Using a screenshot of the linked crossword as example, I assume that:
- the crossword grid is crisp, i.e. the horizontal and vertical grid lines are drawn at exact pixels with a constant dark colour and that there is no noise inside the grid cells,
- the crossword is black or another relatively dark colour ("black") on white or light grey ("white"),
- the clue numbers are written in the top left corner,
- the crossword is rectangular and regular.
You can then scan the image from top to bottom to find horizontal black lines of sufficient length. A line starts with a black pixel and ends with a white pixel. Other pixels are indicators that it is not a line. (This is to weed out text and buttons.) Do the same for vertical lines.
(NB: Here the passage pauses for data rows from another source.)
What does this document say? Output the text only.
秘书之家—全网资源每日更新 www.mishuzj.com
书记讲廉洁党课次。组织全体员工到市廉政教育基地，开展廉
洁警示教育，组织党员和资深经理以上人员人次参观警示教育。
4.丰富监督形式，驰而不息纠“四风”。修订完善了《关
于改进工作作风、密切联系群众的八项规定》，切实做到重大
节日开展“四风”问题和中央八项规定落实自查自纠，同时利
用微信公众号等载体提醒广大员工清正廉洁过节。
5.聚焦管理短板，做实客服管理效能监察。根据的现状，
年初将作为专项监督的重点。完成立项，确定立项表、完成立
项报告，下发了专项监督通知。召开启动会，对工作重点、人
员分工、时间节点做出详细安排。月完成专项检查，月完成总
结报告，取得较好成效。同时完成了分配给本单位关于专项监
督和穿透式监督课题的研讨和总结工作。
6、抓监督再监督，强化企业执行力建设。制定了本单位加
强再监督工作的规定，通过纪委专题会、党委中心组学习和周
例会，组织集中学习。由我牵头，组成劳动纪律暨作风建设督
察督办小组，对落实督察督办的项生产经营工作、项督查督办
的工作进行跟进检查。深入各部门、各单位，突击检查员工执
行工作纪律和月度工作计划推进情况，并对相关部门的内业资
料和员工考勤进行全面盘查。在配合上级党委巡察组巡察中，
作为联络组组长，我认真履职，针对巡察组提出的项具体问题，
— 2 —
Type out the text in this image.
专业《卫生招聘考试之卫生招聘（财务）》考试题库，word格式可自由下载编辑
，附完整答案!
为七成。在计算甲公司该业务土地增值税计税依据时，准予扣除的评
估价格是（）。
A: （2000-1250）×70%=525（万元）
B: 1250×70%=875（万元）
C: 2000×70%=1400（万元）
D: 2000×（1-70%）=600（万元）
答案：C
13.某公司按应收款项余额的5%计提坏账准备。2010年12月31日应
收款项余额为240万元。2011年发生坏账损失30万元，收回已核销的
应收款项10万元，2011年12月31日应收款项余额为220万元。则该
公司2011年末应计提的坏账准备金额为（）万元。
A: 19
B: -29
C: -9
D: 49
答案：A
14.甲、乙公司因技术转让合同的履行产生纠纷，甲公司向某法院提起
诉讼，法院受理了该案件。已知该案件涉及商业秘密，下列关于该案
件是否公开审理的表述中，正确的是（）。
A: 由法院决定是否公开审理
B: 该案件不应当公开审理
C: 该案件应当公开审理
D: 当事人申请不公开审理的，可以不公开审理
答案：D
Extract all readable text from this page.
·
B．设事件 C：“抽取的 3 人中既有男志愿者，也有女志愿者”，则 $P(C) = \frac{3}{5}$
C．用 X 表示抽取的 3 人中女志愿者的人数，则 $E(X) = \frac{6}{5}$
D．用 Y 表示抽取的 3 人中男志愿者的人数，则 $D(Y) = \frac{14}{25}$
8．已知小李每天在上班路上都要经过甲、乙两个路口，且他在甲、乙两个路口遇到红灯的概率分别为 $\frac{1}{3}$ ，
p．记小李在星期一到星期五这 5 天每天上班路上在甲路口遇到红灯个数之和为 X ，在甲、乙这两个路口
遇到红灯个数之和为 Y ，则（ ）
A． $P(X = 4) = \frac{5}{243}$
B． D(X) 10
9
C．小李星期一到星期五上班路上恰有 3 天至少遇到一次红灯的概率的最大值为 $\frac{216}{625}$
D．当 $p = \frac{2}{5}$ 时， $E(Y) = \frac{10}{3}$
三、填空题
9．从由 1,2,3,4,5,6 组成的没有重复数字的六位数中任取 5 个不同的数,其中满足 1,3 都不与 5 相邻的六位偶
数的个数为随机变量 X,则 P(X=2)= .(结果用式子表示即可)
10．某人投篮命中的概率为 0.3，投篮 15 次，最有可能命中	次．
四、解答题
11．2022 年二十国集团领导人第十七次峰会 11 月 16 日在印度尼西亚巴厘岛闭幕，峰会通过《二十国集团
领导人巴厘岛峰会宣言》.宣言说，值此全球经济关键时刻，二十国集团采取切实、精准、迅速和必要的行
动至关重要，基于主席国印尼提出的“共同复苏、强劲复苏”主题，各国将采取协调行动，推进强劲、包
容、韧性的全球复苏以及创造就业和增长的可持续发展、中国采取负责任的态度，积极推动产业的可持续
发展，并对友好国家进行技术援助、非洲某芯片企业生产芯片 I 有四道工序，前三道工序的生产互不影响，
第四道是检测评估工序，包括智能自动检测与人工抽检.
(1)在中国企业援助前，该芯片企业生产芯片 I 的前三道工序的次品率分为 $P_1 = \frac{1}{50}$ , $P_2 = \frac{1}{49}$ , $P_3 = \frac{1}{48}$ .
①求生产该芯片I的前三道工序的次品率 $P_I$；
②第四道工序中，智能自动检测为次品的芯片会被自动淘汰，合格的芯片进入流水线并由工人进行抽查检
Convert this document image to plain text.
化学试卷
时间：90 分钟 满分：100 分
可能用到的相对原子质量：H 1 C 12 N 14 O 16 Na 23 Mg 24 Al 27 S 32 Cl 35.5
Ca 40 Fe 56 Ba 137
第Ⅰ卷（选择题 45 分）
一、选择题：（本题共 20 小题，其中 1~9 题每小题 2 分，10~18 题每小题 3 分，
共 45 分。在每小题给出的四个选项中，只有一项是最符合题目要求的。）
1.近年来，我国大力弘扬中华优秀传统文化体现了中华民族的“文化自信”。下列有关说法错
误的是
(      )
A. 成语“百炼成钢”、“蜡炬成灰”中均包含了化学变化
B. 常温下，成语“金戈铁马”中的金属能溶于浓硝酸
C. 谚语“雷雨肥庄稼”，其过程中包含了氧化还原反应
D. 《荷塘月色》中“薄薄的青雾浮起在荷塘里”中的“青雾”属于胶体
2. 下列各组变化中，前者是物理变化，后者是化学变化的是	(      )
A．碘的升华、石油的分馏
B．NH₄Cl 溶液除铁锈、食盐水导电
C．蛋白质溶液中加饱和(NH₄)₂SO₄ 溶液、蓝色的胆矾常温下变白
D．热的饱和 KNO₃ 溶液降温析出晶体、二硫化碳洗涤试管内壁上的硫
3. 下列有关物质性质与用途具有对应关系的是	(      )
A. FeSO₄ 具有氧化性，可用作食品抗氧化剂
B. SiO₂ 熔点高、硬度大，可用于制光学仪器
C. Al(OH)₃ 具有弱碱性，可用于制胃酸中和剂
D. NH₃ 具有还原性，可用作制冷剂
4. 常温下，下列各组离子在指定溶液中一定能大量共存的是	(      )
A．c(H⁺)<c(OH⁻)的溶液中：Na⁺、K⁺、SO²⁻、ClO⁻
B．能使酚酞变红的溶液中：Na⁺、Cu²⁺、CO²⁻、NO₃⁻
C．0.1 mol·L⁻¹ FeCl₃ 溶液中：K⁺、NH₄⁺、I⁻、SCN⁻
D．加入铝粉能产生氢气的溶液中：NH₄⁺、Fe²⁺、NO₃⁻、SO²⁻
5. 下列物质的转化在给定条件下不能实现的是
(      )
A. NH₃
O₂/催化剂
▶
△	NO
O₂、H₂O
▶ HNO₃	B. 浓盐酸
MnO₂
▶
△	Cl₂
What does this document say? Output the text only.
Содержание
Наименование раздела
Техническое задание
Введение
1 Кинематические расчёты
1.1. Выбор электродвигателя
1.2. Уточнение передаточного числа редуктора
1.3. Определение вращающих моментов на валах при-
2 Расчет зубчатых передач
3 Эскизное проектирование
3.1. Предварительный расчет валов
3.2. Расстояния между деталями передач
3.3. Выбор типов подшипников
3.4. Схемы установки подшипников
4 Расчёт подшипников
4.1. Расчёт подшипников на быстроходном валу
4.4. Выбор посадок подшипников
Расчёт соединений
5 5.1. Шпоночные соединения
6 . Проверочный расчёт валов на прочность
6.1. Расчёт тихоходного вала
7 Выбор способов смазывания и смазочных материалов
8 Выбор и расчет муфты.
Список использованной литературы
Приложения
Ideally, you now have the crossword lines. If your image is not cropped to the crossword, you might have false positives, such as the button borders. To find the crossword lines, sort them by length and look for the largest contiguous block of the same length. These should be your crossword lines unless you hae some degenerate cases
Now do a nested loop of horizontal and vertical lines, but skip the first line. Look two or three pixels to the northwest of the intersection of the lines. If the pixel is dark, that's a blank. If it is light, it's a cell. This heuristic seems to work well. I say dark and light here, bacause some crosswords use grey cells to save on ink when printing and some cell are highlighted in the screenshot.
If you end up with no blanks, you have a barred crossword. You can find the bars by checking whether one of the pixels to the left and right of a cell border is black.
Lastly, a tip: If you want to use your algorithm to find the cells in a crossword generated with the Crossword Compiler, look at the source. You will find a link to a Javascript file /puzzles/sample/cryptic_demo/cryptic_demo_xml.js
, which contans the crossword as XML string, which also gives you the clues as a bonus.
Older versions of the Crossword Compiler, such as the one used for the Independent Cryptic hide their data in a file loaded from an applet. The format of that file is binary, but not too hard to read if you know the original data.